In what cybersecurity experts are calling a “significant privacy catastrophe,” popular dating platform Tea has confirmed a major data breach affecting tens of thousands of users worldwide. The breach, discovered late last week, has exposed sensitive personal information including location data, sexual preferences, and private conversations.
The Toronto-based dating app, which launched in 2020 and quickly gained popularity for its emphasis on personality matching rather than appearance-based swiping, has seen its database compromised by what appears to be a sophisticated hacking operation. According to preliminary investigations, approximately 80,000 user profiles have been affected across North America and Europe.
“We detected unauthorized access to our user database on Thursday evening and immediately implemented emergency protocols,” said Tea CEO Melissa Chen in a statement released Sunday. “Our team is working around the clock with cybersecurity experts to secure the platform and determine the full extent of the breach.”
The compromised data reportedly includes users’ names, email addresses, dating preferences, conversation histories, and in some cases, connection to other social media accounts. Particularly concerning is the exposure of precise geolocation data that could potentially be used to track individuals’ movements and routines.

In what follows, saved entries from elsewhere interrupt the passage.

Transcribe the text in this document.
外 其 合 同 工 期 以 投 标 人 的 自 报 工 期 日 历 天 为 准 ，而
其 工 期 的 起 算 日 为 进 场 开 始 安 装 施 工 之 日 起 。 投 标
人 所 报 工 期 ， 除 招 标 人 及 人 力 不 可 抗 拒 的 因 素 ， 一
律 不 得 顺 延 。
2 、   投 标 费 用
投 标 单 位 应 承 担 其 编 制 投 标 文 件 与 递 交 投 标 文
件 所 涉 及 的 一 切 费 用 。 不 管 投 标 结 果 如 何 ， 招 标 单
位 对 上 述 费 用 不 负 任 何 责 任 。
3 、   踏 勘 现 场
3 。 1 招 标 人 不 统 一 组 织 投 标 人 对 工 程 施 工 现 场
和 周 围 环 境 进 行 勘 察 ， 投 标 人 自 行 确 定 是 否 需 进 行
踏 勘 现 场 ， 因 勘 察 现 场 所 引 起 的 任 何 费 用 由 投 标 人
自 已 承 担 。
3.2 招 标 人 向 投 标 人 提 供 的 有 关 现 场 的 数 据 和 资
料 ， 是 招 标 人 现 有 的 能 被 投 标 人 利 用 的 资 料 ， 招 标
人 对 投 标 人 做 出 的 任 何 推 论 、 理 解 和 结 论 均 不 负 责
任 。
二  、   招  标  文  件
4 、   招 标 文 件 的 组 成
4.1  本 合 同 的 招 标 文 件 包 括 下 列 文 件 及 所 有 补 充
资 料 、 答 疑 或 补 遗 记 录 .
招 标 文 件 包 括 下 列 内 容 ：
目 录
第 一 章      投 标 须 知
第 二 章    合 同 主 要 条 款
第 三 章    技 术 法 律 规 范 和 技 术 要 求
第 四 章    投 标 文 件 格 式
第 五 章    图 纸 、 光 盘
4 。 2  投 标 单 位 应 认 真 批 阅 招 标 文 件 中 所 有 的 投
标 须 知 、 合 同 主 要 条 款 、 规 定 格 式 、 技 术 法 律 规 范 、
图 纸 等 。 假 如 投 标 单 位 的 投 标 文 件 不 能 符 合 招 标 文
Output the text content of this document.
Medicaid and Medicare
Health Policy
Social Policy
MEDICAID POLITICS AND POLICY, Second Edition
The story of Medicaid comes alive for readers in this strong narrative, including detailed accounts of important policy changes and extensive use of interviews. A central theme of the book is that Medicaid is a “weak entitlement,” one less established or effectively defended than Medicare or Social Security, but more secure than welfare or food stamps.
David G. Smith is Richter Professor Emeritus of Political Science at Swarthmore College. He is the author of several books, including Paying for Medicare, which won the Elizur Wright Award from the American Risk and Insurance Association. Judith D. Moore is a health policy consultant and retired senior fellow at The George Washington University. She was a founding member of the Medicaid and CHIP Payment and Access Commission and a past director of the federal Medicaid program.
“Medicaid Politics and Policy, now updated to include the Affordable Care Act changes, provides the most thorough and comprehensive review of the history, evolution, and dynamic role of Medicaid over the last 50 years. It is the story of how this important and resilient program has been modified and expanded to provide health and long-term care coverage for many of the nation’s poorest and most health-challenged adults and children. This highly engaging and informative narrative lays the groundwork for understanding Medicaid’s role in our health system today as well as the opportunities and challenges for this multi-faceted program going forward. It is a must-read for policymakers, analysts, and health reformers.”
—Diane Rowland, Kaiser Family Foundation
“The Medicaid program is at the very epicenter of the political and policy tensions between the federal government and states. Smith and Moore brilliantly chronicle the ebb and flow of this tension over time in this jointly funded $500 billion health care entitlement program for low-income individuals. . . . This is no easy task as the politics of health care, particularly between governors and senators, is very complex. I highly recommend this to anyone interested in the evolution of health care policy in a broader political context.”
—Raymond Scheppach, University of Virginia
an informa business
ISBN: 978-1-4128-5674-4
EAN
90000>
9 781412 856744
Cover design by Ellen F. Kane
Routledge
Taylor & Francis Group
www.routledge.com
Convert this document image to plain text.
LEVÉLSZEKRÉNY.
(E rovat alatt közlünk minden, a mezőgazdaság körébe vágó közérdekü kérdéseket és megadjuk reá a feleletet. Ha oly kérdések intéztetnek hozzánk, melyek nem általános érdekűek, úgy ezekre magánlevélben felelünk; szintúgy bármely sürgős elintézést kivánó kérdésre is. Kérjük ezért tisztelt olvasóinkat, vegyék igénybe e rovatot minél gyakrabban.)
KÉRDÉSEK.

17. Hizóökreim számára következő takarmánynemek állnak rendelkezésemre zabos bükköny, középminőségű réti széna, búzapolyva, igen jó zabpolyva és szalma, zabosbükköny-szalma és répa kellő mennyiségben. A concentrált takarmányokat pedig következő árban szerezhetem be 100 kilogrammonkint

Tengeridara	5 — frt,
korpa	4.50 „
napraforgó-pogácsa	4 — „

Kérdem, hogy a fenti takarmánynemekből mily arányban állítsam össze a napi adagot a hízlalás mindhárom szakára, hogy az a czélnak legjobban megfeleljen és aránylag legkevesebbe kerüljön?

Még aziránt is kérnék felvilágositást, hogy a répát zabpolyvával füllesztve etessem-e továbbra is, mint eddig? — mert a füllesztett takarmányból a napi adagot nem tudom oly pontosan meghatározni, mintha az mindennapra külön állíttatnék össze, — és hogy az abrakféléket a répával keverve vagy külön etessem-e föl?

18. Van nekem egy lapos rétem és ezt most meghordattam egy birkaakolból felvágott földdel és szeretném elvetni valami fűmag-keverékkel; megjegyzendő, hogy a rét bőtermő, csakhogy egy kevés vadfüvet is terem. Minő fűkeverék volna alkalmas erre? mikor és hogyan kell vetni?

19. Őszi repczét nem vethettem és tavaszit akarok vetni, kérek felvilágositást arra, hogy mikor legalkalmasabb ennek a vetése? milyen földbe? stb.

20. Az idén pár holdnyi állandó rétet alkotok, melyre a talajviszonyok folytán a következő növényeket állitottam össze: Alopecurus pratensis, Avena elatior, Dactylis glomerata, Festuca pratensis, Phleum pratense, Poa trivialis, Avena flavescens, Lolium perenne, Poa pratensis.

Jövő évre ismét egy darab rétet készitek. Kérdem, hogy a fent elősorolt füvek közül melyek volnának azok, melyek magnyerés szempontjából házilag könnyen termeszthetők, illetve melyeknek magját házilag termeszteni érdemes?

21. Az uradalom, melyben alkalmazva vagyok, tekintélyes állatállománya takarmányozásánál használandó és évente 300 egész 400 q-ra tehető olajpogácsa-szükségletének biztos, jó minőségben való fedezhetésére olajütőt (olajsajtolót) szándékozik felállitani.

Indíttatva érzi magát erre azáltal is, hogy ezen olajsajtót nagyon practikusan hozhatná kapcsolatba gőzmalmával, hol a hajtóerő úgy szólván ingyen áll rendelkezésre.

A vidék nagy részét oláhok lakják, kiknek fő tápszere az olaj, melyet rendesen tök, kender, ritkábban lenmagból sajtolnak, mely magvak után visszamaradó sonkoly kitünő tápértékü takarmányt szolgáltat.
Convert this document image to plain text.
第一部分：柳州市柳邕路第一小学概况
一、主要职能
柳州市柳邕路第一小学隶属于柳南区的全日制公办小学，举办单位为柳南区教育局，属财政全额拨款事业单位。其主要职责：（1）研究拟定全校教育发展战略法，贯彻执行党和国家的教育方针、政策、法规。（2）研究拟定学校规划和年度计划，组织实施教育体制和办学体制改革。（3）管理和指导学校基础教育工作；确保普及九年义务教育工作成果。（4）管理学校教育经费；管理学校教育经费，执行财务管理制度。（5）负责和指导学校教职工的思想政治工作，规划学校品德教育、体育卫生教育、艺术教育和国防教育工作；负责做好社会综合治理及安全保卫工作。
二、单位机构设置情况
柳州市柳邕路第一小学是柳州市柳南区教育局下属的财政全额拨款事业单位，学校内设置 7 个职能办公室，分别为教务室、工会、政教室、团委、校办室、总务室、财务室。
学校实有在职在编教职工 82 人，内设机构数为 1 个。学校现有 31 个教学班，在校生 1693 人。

The CO24 Business team has learned that several darkweb forums are already advertising the stolen data for sale, with asking prices ranging from $15,000 to $50,000 for the complete database. Cybersecurity firm DigitalGuardian has verified the authenticity of sample data being circulated.
“Dating app breaches are particularly damaging because they contain such intimate details about people’s lives,” explained Dr. Anika Sharma, cybersecurity professor at the University of Toronto. “This information can be weaponized for blackmail, identity theft, or stalking. Users should be extremely vigilant in the coming weeks.”
Tea has notified relevant data protection authorities in Canada, the United States, and the European Union. Under the European GDPR regulations, the company could face fines of up to 4% of its global annual revenue if found to have inadequate security measures.
For affected users, the company has begun sending detailed notifications with specific instructions on securing their accounts. Tea recommends immediate password changes not only on their platform but across all online services, especially where similar credentials may have been used. They have also temporarily disabled location tracking features and implemented additional authentication measures.
This incident follows a troubling pattern of data breaches targeting dating applications. Last year, another popular platform suffered a similar attack affecting over 100,000 users, highlighting the valuable nature of intimate personal data in underground markets.
Privacy advocates are pointing to this breach as further evidence of the need for stronger data protection regulations in Canada. The Office of the Privacy Commissioner of Canada has confirmed it is investigating the incident but declined to provide specific details about potential enforcement actions.
As online dating continues to become the norm rather than the exception, the question remains: at what point will these platforms prioritize user security over growth and feature development? With millions entrusting their most personal details to these services, the stakes have never been higher.